虽然心里有种说不出的压抑,她将视线收了回来,在心里安慰自己:叶悠然,这样不是很好,以后他也就会远离自己,自己也落个清净。
她唇角扬起苦涩的笑了笑,像他这种冷血的人,怎么可能会轻易受伤?
重新启动车子,挂挡,离开。
按下车窗,一只手扶在方向盘上,另一只手撑在车窗上,迎着袭来的海风,将她的发丝吹乱了。
这一路上心里总是堵得难受,到了公寓楼下,将车停到车库。
回到家换了拖鞋,去了浴室泡完澡出来之后,浑身是得到放松了,倒在床上,拉上薄被,侧过身,本以为累了一天倒头就睡。
可是这刚一躺下却没了一点睡意。
薄家庄园,灯火通明。
卧室内,薄情穿着睡袍点燃一根雪茄,脸上看不出他的神色,忽地,他从沙发上起身,站在落地窗前,眸光望向了窗外的夜景,思绪渐渐的飘远了。

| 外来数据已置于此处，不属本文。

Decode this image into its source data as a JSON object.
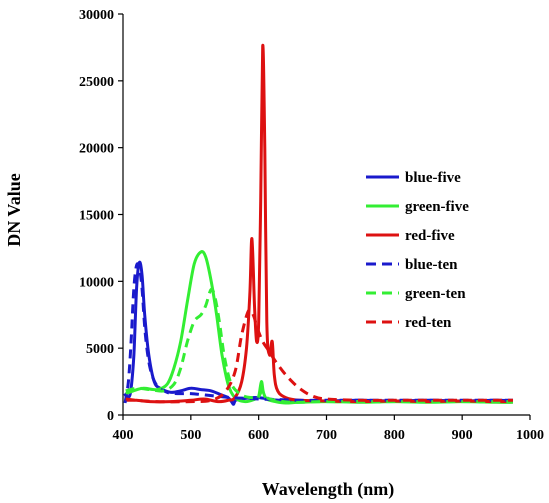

五年前,是他决定用悔婚来完成他的报复,他本该将一切都忘记不是么?
可是为什么当听说这个女人有个四年多的男朋友之后?他的心瞬间被针刺一般,痛不欲生。
一想起叶悠然在与别的男人做着一些他曾经做过的事情,他的心里就莫名的烦躁?
尤其是想到刚刚在酒店叶悠然与那个男人亲密的通话表情,叶悠然那宠溺的语气,他的心里便不由自主的吃味起来。
五年了,他本以为一切都能掌控的很好,只是不得不承认,她的出现,让他的棋局变为一盘散沙,溃不成军。
他输了,而且输的很彻底。
掐灭烟蒂,狂躁的起身,这一夜又是无眠的一夜。
名爵会所。
萧哲坐在沙发上,他疑惑的将视线投向了文博。
薄情这家伙是怎么回事?这一大早他还没睡醒,就被他召唤过来了?
这人都来了,只见他一言不发的坐在那。
这家伙葫芦里到底卖的什么药?逗他呢?
文博收到眼神,不急不缓叠起双腿,拿起一旁服务员泡好的茶,轻轻抿了一口。
就这样,如此的气氛一直持续了一个小时,萧哲实在忍不住了:“薄情,这一大早饭都没吃,你就把我和文博叫过来,什么事也不说,就这样让我们互相干瞪眼?”
薄情听见萧哲有些不耐烦了,轻描淡写的将眸子望向了他。
只是那淡淡的一眼,让萧哲到了嘴边想说的话又憋了回去。
文博唇角扬起,也不问,他也不急,窗外阳光明媚,好不容易得来的悠闲,打破了多不好。
薄情冷沉的眸子微抬,望向对立而坐的两人,薄唇轻启:“五年前的事情,我是不是做的很过分?”